P399 C-Reactive Protein Values After Surgery for Inflammatory Bowel Disease: Is It Still A Good Marker For Intra-Abdominal Complication? A Retrospective Cohort Study of 347 procedures.
Gaspard, B.(1);Alexandre, C.(1);thibault, V.(1);Lauren, O.(2);Clotilde, D.(1);Najim, C.(1);yann, P.(1);Lefevre, J.(1);
(1)APHP St. Antoine Hospital, Department of General and Digestive Surgery, Paris, France;(2)St Vincent's University Hospital, Department of Colorectal Surgery, Dublin, Ireland; Saint-Antoine IBD Network
C-reactive protein (CRP) is a useful predictive test to early detect abdominal complication after colorectal surgery. Inflammatory bowel disease (IBD) is responsible of chronic inflammation and abnormal basal CRP that could influence the interest of its management after abdominal surgery.
The aim of this study was to evaluate CRP as an indicator of postoperative complication in a specific IBD population.
Retrospective study of patients undergoing ileocolic resection or ileal pouch-anal anastomosis for IBD between 2012 and 2019.
Intra-abdominal complication was defined as any intra-abdominal event, infectious or otherwise, occurring during the immediate postoperative period.
The early postoperative period was defined as post-operative days (POD) 1 and 2 and late postoperative period as POD 3 and 4.
Ileocolic resection represented 242 patients and ileal pouch-anal anastomosis 105 patients.
Intra-abdominal complications occured in 18.1% of patients (ICR=40, 16.5% and IPAA=23, 21.9%).
Pre-operative CRP (48 hours before surgery) was available for 96 patients (29.8%). Among them, 64 had an abnormal CRP value (median: 13±45.4). No relation was found between a preoperative abnormal CRP value and post-operative intra-abdominal complications.CRP was significantly higher at an early (105.2±56.0 vs 128.1±69.8; p=0.008) and late stage (112.9±72.8 vs 185.3±111.5; p < 0.0001) for patients having an intra-abdominal complication.

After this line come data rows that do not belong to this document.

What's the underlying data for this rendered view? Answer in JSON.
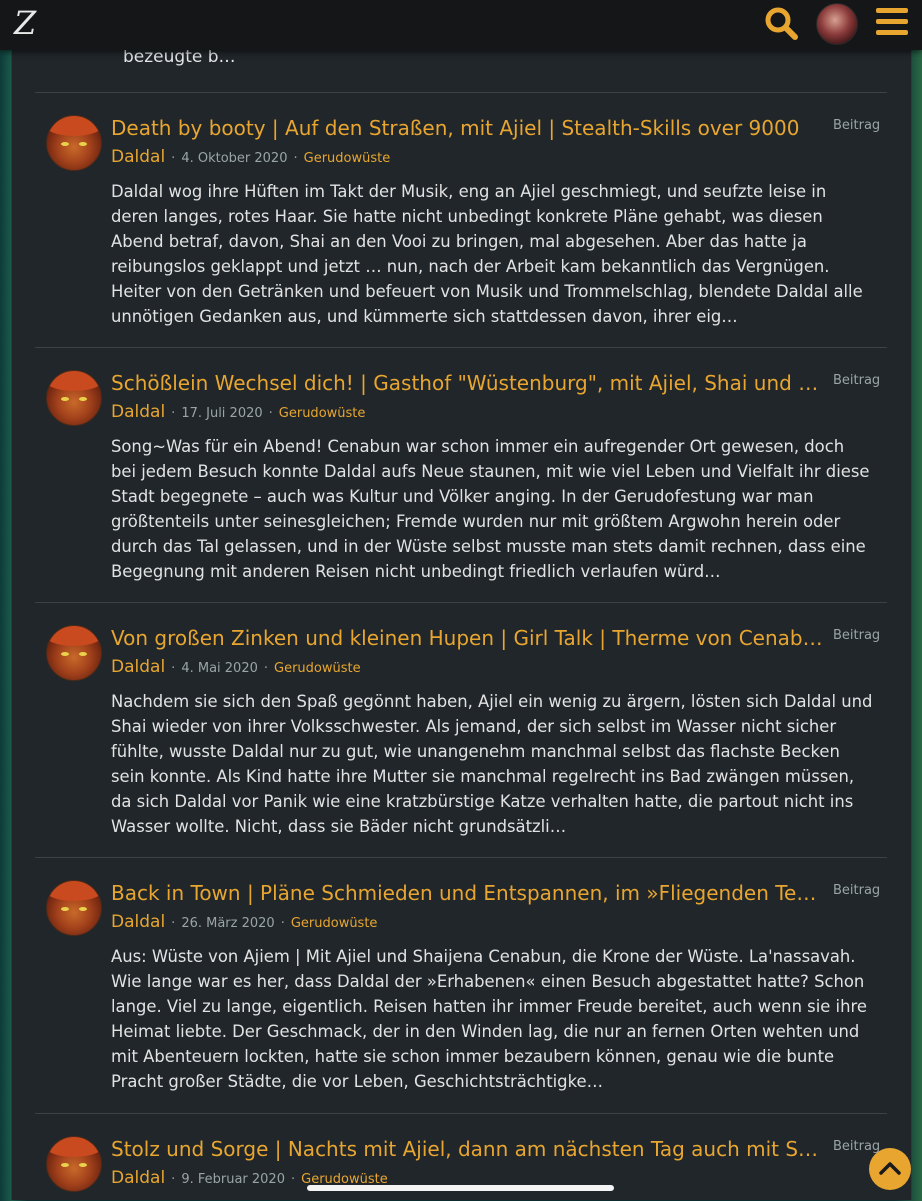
{
  "app": {
    "logo_letter": "Z",
    "accent_color": "#e8a630"
  },
  "icons": {
    "logo": "zelda-z-logo",
    "search": "search-icon",
    "avatar": "user-avatar",
    "menu": "hamburger-menu-icon",
    "scroll_top": "chevron-up-icon"
  },
  "previous_post": {
    "tail_text": "bezeugte b…"
  },
  "posts": [
    {
      "title": "Death by booty | Auf den Straßen, mit Ajiel | Stealth-Skills over 9000",
      "type": "Beitrag",
      "author": "Daldal",
      "date": "4. Oktober 2020",
      "forum": "Gerudowüste",
      "snippet": "Daldal wog ihre Hüften im Takt der Musik, eng an Ajiel geschmiegt, und seufzte leise in deren langes, rotes Haar. Sie hatte nicht unbedingt konkrete Pläne gehabt, was diesen Abend betraf, davon, Shai an den Vooi zu bringen, mal abgesehen. Aber das hatte ja reibungslos geklappt und jetzt … nun, nach der Arbeit kam bekanntlich das Vergnügen. Heiter von den Getränken und befeuert von Musik und Trommelschlag, blendete Daldal alle unnötigen Gedanken aus, und kümmerte sich stattdessen davon, ihrer eig…"
    },
    {
      "title": "Schößlein Wechsel dich! | Gasthof \"Wüstenburg\", mit Ajiel, Shai und Konsorten",
      "type": "Beitrag",
      "author": "Daldal",
      "date": "17. Juli 2020",
      "forum": "Gerudowüste",
      "snippet": "Song~Was für ein Abend! Cenabun war schon immer ein aufregender Ort gewesen, doch bei jedem Besuch konnte Daldal aufs Neue staunen, mit wie viel Leben und Vielfalt ihr diese Stadt begegnete – auch was Kultur und Völker anging. In der Gerudofestung war man größtenteils unter seinesgleichen; Fremde wurden nur mit größtem Argwohn herein oder durch das Tal gelassen, und in der Wüste selbst musste man stets damit rechnen, dass eine Begegnung mit anderen Reisen nicht unbedingt friedlich verlaufen würd…"
    },
    {
      "title": "Von großen Zinken und kleinen Hupen | Girl Talk | Therme von Cenabun, mit Ajiel",
      "type": "Beitrag",
      "author": "Daldal",
      "date": "4. Mai 2020",
      "forum": "Gerudowüste",
      "snippet": "Nachdem sie sich den Spaß gegönnt haben, Ajiel ein wenig zu ärgern, lösten sich Daldal und Shai wieder von ihrer Volksschwester. Als jemand, der sich selbst im Wasser nicht sicher fühlte, wusste Daldal nur zu gut, wie unangenehm manchmal selbst das flachste Becken sein konnte. Als Kind hatte ihre Mutter sie manchmal regelrecht ins Bad zwängen müssen, da sich Daldal vor Panik wie eine kratzbürstige Katze verhalten hatte, die partout nicht ins Wasser wollte. Nicht, dass sie Bäder nicht grundsätzli…"
    },
    {
      "title": "Back in Town | Pläne Schmieden und Entspannen, im »Fliegenden Teppich« | mit Ajiel",
      "type": "Beitrag",
      "author": "Daldal",
      "date": "26. März 2020",
      "forum": "Gerudowüste",
      "snippet": "Aus: Wüste von Ajiem | Mit Ajiel und Shaijena Cenabun, die Krone der Wüste. La'nassavah. Wie lange war es her, dass Daldal der »Erhabenen« einen Besuch abgestattet hatte? Schon lange. Viel zu lange, eigentlich. Reisen hatten ihr immer Freude bereitet, auch wenn sie ihre Heimat liebte. Der Geschmack, der in den Winden lag, die nur an fernen Orten wehten und mit Abenteuern lockten, hatte sie schon immer bezaubern können, genau wie die bunte Pracht großer Städte, die vor Leben, Geschichtsträchtigke…"
    },
    {
      "title": "Stolz und Sorge | Nachts mit Ajiel, dann am nächsten Tag auch mit Shai und Sarah",
      "type": "Beitrag",
      "author": "Daldal",
      "date": "9. Februar 2020",
      "forum": "Gerudowüste",
      "snippet": ""
    }
  ]
}
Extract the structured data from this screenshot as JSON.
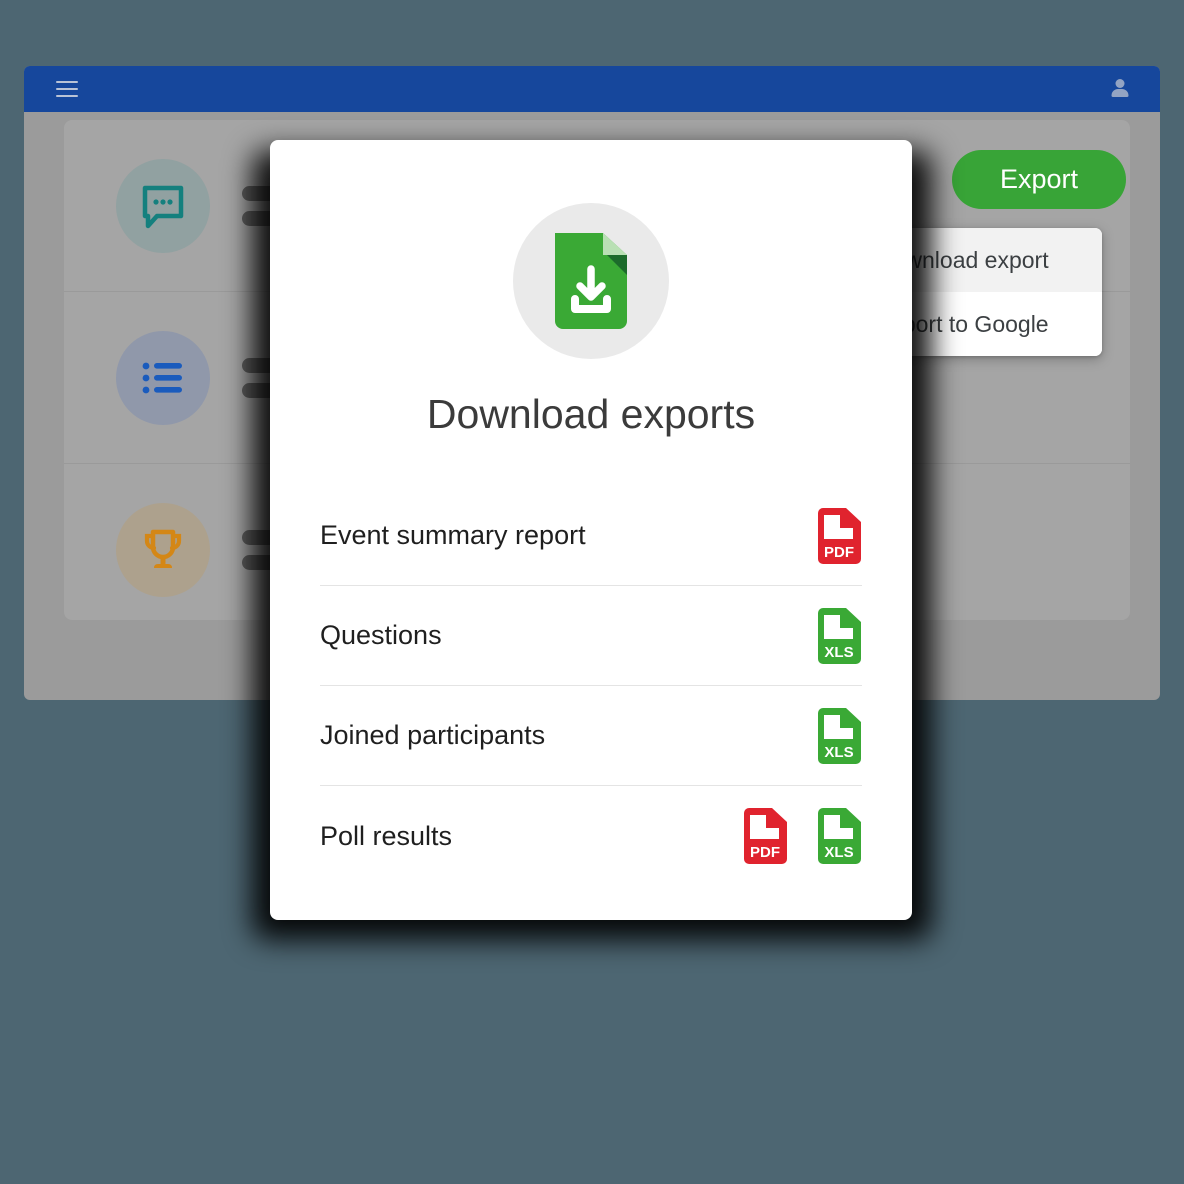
{
  "background_app": {
    "header": {
      "menu_icon": "hamburger-icon",
      "account_icon": "person-avatar-icon"
    },
    "rows": [
      {
        "icon": "chat-bubble-icon",
        "icon_color": "#14807e"
      },
      {
        "icon": "bulleted-list-icon",
        "icon_color": "#1a5bbd"
      },
      {
        "icon": "trophy-icon",
        "icon_color": "#d48716"
      }
    ],
    "export_button_label": "Export"
  },
  "dropdown": {
    "items": [
      {
        "label": "Download export",
        "icon": "download-icon",
        "highlighted": true
      },
      {
        "label": "Export to Google",
        "icon": "google-g-icon",
        "highlighted": false
      }
    ]
  },
  "modal": {
    "hero_icon": "document-download-icon",
    "title": "Download exports",
    "rows": [
      {
        "label": "Event summary report",
        "formats": [
          "PDF"
        ]
      },
      {
        "label": "Questions",
        "formats": [
          "XLS"
        ]
      },
      {
        "label": "Joined participants",
        "formats": [
          "XLS"
        ]
      },
      {
        "label": "Poll results",
        "formats": [
          "PDF",
          "XLS"
        ]
      }
    ]
  },
  "format_labels": {
    "pdf": "PDF",
    "xls": "XLS"
  },
  "colors": {
    "page_background": "#4d6672",
    "app_header": "#16479c",
    "export_green": "#38a437",
    "pdf_red": "#e0232e",
    "xls_green": "#3aa935",
    "hero_green": "#3aa935"
  }
}
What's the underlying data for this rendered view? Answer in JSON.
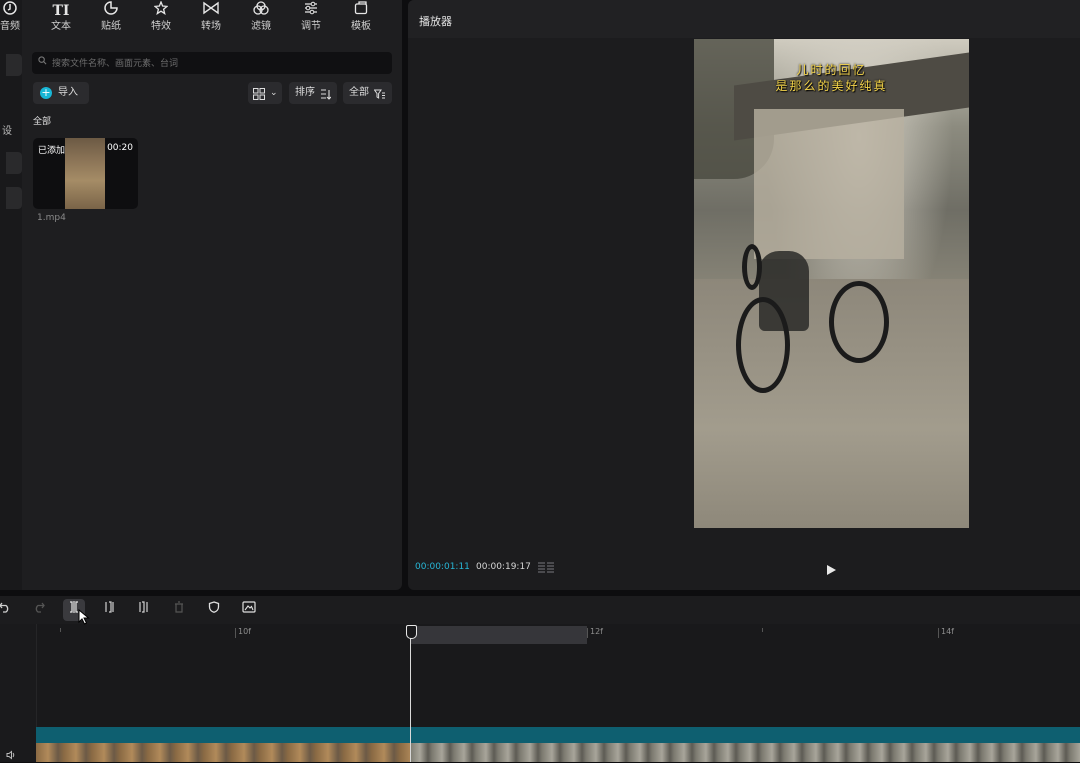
{
  "toolbar": {
    "items": [
      {
        "label": "音频",
        "icon": "audio-icon"
      },
      {
        "label": "文本",
        "icon": "text-icon",
        "glyph": "TI"
      },
      {
        "label": "贴纸",
        "icon": "sticker-icon"
      },
      {
        "label": "特效",
        "icon": "effects-icon"
      },
      {
        "label": "转场",
        "icon": "transition-icon"
      },
      {
        "label": "滤镜",
        "icon": "filter-icon"
      },
      {
        "label": "调节",
        "icon": "adjust-icon"
      },
      {
        "label": "模板",
        "icon": "template-icon"
      }
    ]
  },
  "left_strip": {
    "cut_text": "设"
  },
  "media": {
    "search_placeholder": "搜索文件名称、画面元素、台词",
    "import_label": "导入",
    "sort_label": "排序",
    "filter_label": "全部",
    "section_label": "全部",
    "clip": {
      "added_badge": "已添加",
      "duration": "00:20",
      "filename": "1.mp4"
    }
  },
  "player": {
    "title": "播放器",
    "caption_line1": "儿时的回忆",
    "caption_line2": "是那么的美好纯真",
    "time_current": "00:00:01:11",
    "time_total": "00:00:19:17"
  },
  "timeline": {
    "ruler_labels": [
      "10f",
      "12f",
      "14f"
    ]
  },
  "colors": {
    "accent": "#27b6d6",
    "track": "#0e5f70"
  }
}
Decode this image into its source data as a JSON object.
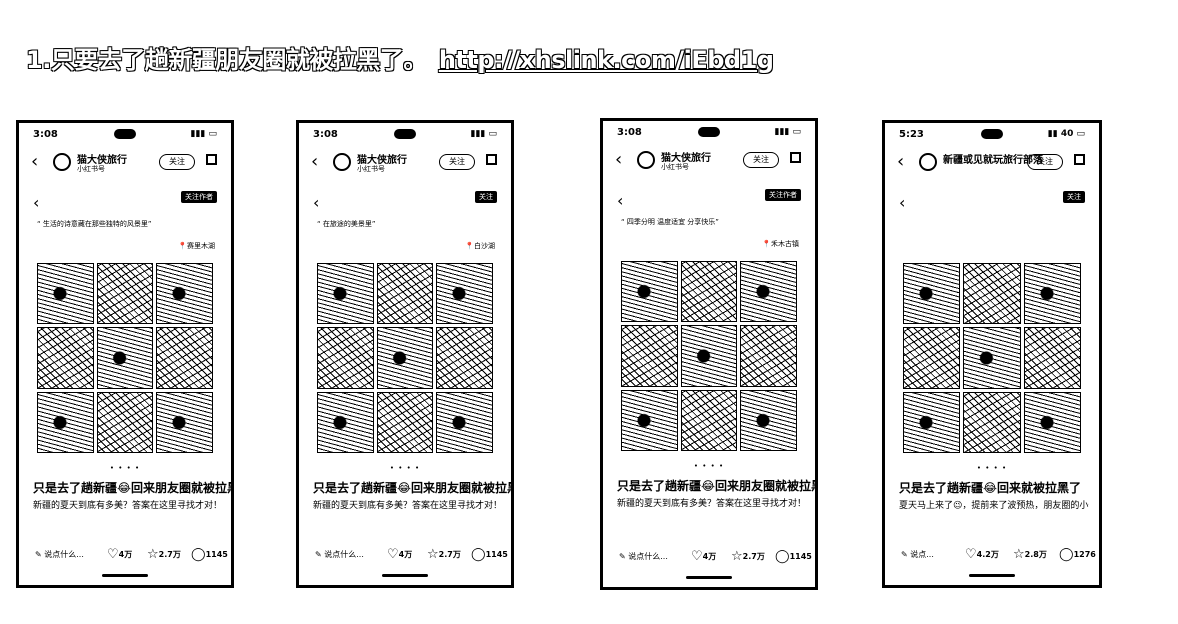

The best sensitivity and specificity values were obtained at POD 3-4 with a CRP cut-off of 75 with an area under the curve of 0.71. The ability to rule out an intra-abdominal complication with a CRP Value <75 mg/L was good with, at POD 1-2 NPV=86.4% and PPV=19.9% and, at POD 3 an NPV=90.3% and PPV=22.2%.
A BMI >25kg/m2 (p=0.04) and an open surgical approach (p=0.009) were associated with higher CRP levels in the first POD.
In multivariate analysis, pre-operative steroid use (p=0.03), CRP at POD 3 > 100mg/L (p=0.002) and a rise between CRP values more than 50 mg/L (p=0.005) or 100 mg/L (p < 0.0001) at 48 hours were significantly associated with intra-abdominal complication. A CRP at POD 1 <75mg/L was associated with a lower rate of intra-abdominal complication (p=0.01).
A score using these 4 independent factors was created and showed significant differences in intra-abdominal complication, anastomotic leakage and readmission rate.
CRP is a useful predictive marker to detect abdominal complication after surgery in IBD population. Measurement of CRP can help to reduce hospitalization stay and orientate towards complementary examinations.